Material and location taken care of, Mañes Rubio raised a final question: What would a temple contain? He envisioned it as a well-used structure, a hub for a future Moon Village and a place for settlers to gather for meaningful time together. So he fabricated symbolic items they’d bring out for their ceremonies. “The objects were inspired by ancient indigenous civilizations, but reimagined through the lens of a future society of humans on the Moon,” he says. “They’re kind of like future anthropological antiquities.”
He crafted them with surplus materials from around the ESA facilities, such as the gold-colored aerospace film, made of vapor-deposited-aluminum, that protects spacecraft and astronauts against cosmic and gamma rays and solar flares, and the simulated lunar soil that the ESA uses to prepare would-be astronauts for the texture of the Moon’s surface. He made objects like funerary masks, headpieces and neckpieces, blankets and vases — to tell the story of a future culture that has evolved in isolation from Earth but is still very much human.
Critics of Mañes Rubio’s Moon temple project have argued that it seemed to simply transport the divisiveness of religion to the Moon. But he explains that his temple is a spiritual – not religious – structure. “The whole point is, we leave concepts of identity, borders and conflict back on Earth and take with us only that which makes us human,” he says. “Going to the Moon may be our best shot to work together toward a common goal in a sustainable and peaceful way, free from political and ideological differences.”

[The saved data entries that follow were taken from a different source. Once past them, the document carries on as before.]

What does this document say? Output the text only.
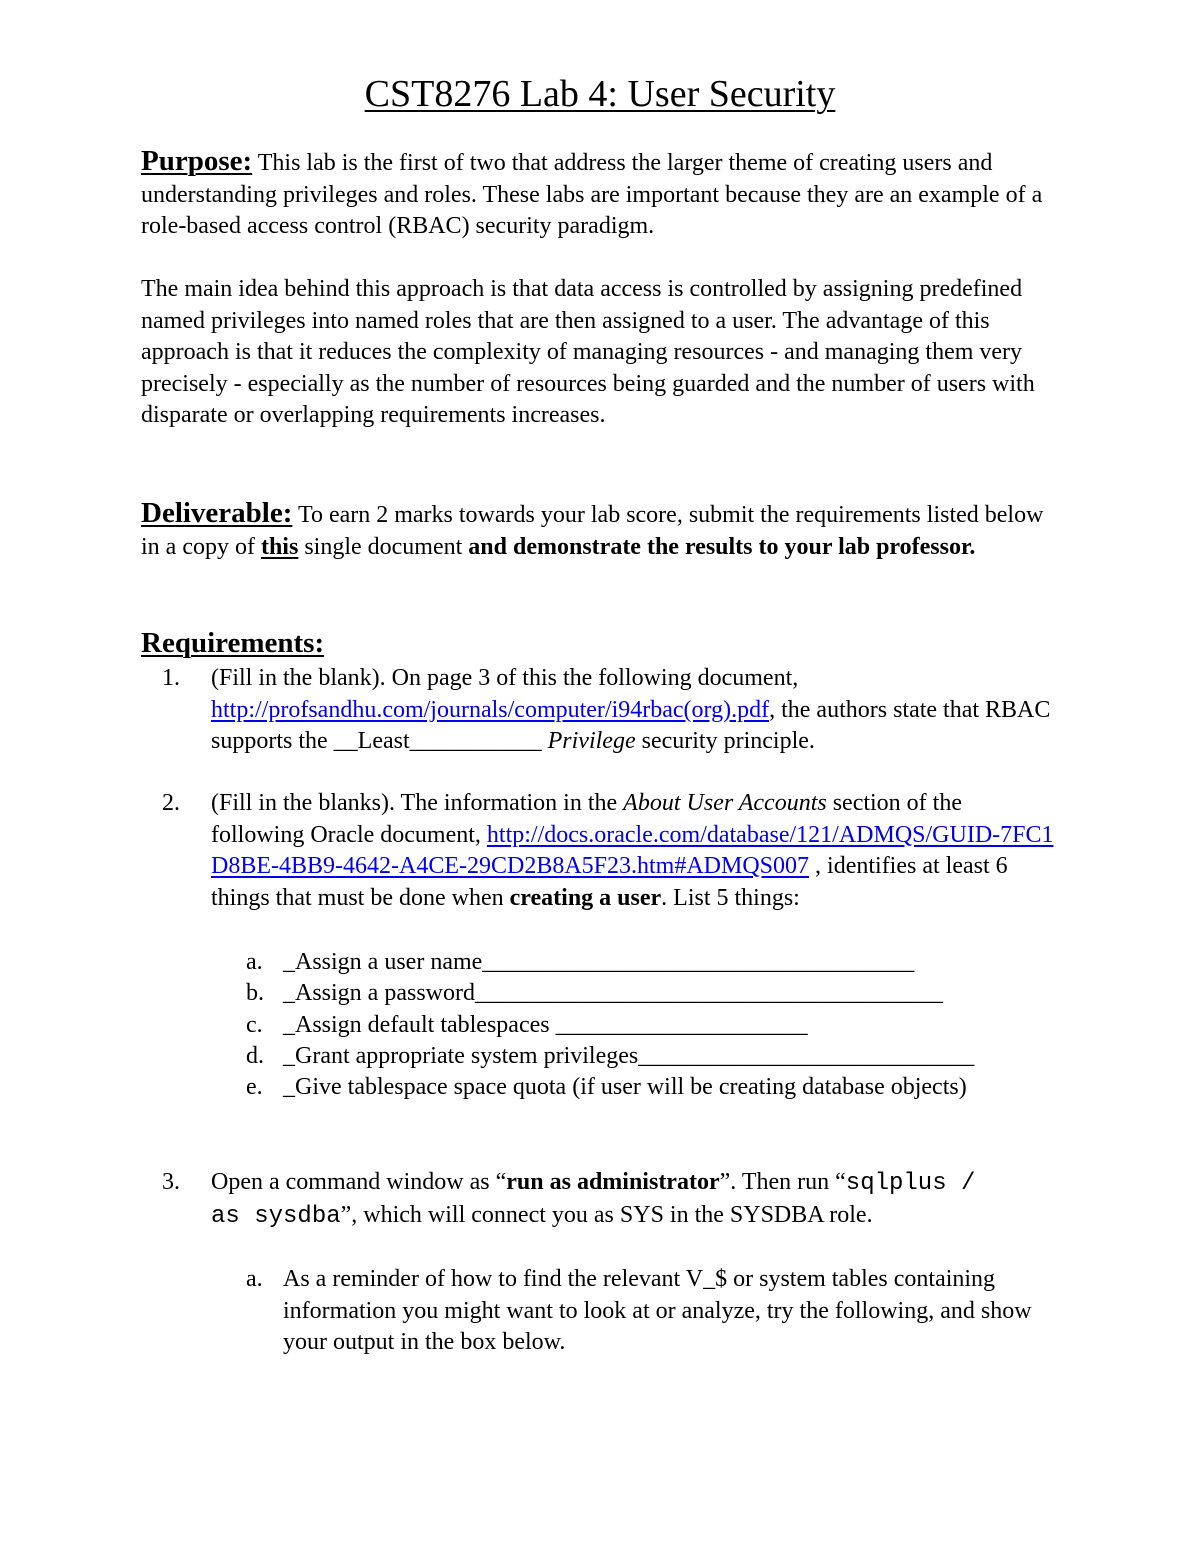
CST8276 Lab 4: User Security
Purpose: This lab is the first of two that address the larger theme of creating users and understanding privileges and roles. These labs are important because they are an example of a role-based access control (RBAC) security paradigm.
The main idea behind this approach is that data access is controlled by assigning predefined named privileges into named roles that are then assigned to a user. The advantage of this approach is that it reduces the complexity of managing resources - and managing them very precisely - especially as the number of resources being guarded and the number of users with disparate or overlapping requirements increases.
Deliverable: To earn 2 marks towards your lab score, submit the requirements listed below in a copy of this single document and demonstrate the results to your lab professor.
Requirements:
1. (Fill in the blank). On page 3 of this the following document, http://profsandhu.com/journals/computer/i94rbac(org).pdf, the authors state that RBAC supports the __Least___________ Privilege security principle.
2. (Fill in the blanks). The information in the About User Accounts section of the following Oracle document, http://docs.oracle.com/database/121/ADMQS/GUID-7FC1D8BE-4BB9-4642-A4CE-29CD2B8A5F23.htm#ADMQS007 , identifies at least 6 things that must be done when creating a user. List 5 things:
a. _Assign a user name____________________________________
b. _Assign a password_______________________________________
c. _Assign default tablespaces _____________________
d. _Grant appropriate system privileges____________________________
e. _Give tablespace space quota (if user will be creating database objects)
3. Open a command window as “run as administrator”. Then run “sqlplus / as sysdba”, which will connect you as SYS in the SYSDBA role.
a. As a reminder of how to find the relevant V_$ or system tables containing information you might want to look at or analyze, try the following, and show your output in the box below.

The odds of the temple being built on the lunar surface are about as thin as a handful of Moon dust, admits Mañes Rubio. (The ESA will be displaying a six-foot-long architectural model of the temple at its Noordwijk headquarters, to be unveiled by early 2019.) But his wish is that the project invites the public to start thinking and talking through the issues surrounding space colonization. “Right now, it feels only scientists and billionaires get to be part of the conversation of how or when to explore the Moon, Mars and so on,” says Mañes Rubio. “But we should all take part in considering why and how humanity wants to shape its relationship to these places.”